Live in the tray
A menu-bar icon rotates between percentage and cost. Thirty-second refresh, no cold-start flash — it behaves the way a tray app is meant to.
A quiet tray app for Claude Code. It reads the files the CLI already writes — and shows you, right on the menu bar, how much of the current window you've spent.
Three ideas shape it: live on the tray, keep the UI calm, and carry a second CLI if you want it to.
A menu-bar icon rotates between percentage and cost. Thirty-second refresh, no cold-start flash — it behaves the way a tray app is meant to.
Two thousand JSONL rows shouldn't freeze anything. ccusage runs in a worker thread with parallel I/O and a local LiteLLM cache — cold start is four times faster than upstream.
Opt in and the same tray watches Codex CLI too — 5-hour and weekly rate windows, right alongside Claude. One icon, two budgets.
Four ink strokes and one terracotta slash — the gesture you scratch on a napkin when you're counting. Tokens are units, and units want to be tallied.
Parchment and ivory instead of cold grey. Terracotta earns its place on one button per screen. Ring shadows stand in for drop shadows — a warm hairline, not a bruise.
Dark mode is one stop warmer than usual — a bound volume under a reading lamp. Theme transitions without the midnight-flash most Electron apps ship with.
Mini HUD — 220×64 always-on-top. Optional.

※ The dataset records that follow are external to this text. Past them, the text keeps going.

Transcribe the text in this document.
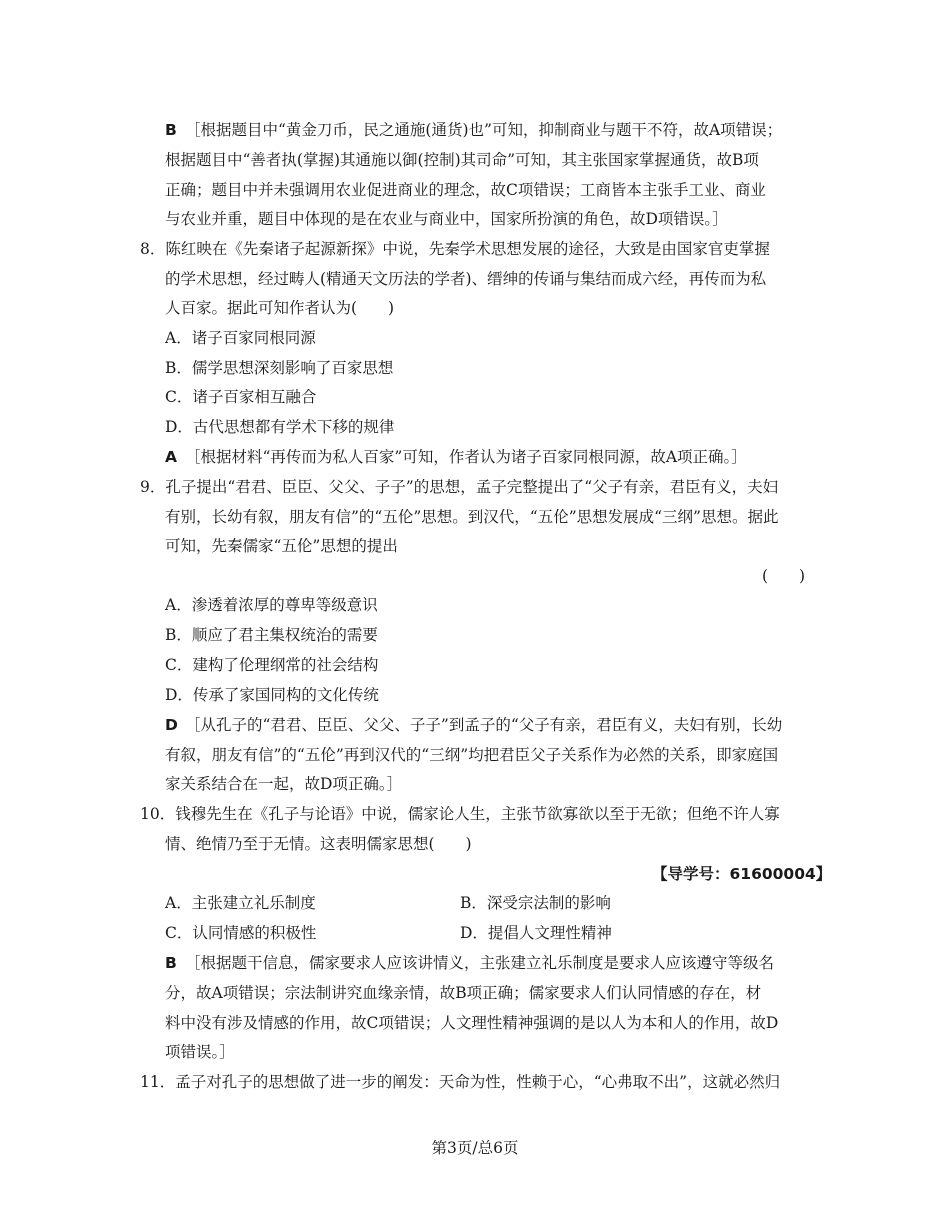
B ［根据题目中“黄金刀币，民之通施(通货)也”可知，抑制商业与题干不符，故A项错误；
根据题目中“善者执(掌握)其通施以御(控制)其司命”可知，其主张国家掌握通货，故B项
正确；题目中并未强调用农业促进商业的理念，故C项错误；工商皆本主张手工业、商业
与农业并重，题目中体现的是在农业与商业中，国家所扮演的角色，故D项错误。］
8．陈红映在《先秦诸子起源新探》中说，先秦学术思想发展的途径，大致是由国家官吏掌握
的学术思想，经过畴人(精通天文历法的学者)、缙绅的传诵与集结而成六经，再传而为私
人百家。据此可知作者认为(　　)
A．诸子百家同根同源
B．儒学思想深刻影响了百家思想
C．诸子百家相互融合
D．古代思想都有学术下移的规律
A ［根据材料“再传而为私人百家”可知，作者认为诸子百家同根同源，故A项正确。］
9．孔子提出“君君、臣臣、父父、子子”的思想，孟子完整提出了“父子有亲，君臣有义，夫妇
有别，长幼有叙，朋友有信”的“五伦”思想。到汉代，“五伦”思想发展成“三纲”思想。据此
可知，先秦儒家“五伦”思想的提出
(　　)
A．渗透着浓厚的尊卑等级意识
B．顺应了君主集权统治的需要
C．建构了伦理纲常的社会结构
D．传承了家国同构的文化传统
D ［从孔子的“君君、臣臣、父父、子子”到孟子的“父子有亲，君臣有义，夫妇有别，长幼
有叙，朋友有信”的“五伦”再到汉代的“三纲”均把君臣父子关系作为必然的关系，即家庭国
家关系结合在一起，故D项正确。］
10．钱穆先生在《孔子与论语》中说，儒家论人生，主张节欲寡欲以至于无欲；但绝不许人寡
情、绝情乃至于无情。这表明儒家思想(　　)
【导学号：61600004】
A．主张建立礼乐制度	B．深受宗法制的影响
C．认同情感的积极性	D．提倡人文理性精神
B ［根据题干信息，儒家要求人应该讲情义，主张建立礼乐制度是要求人应该遵守等级名
分，故A项错误；宗法制讲究血缘亲情，故B项正确；儒家要求人们认同情感的存在，材
料中没有涉及情感的作用，故C项错误；人文理性精神强调的是以人为本和人的作用，故D
项错误。］
11．孟子对孔子的思想做了进一步的阐发：天命为性，性赖于心，“心弗取不出”，这就必然归
第3页/总6页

Binaries are unsigned — each card says what first run asks of you. After that, updates happen quietly in the background.
NSIS installer or portable .exe — both x64. If SmartScreen blocks the first run, click More info → Run anyway.
Two dmgs — Apple Silicon and Intel. If Gatekeeper flags the first run, run xattr -cr /Applications/TokenWatch.app once, or click Open Anyway in System Settings.
Self-contained AppImage — x64. Make it executable with chmod +x TokenWatch.AppImage, then double-click to launch.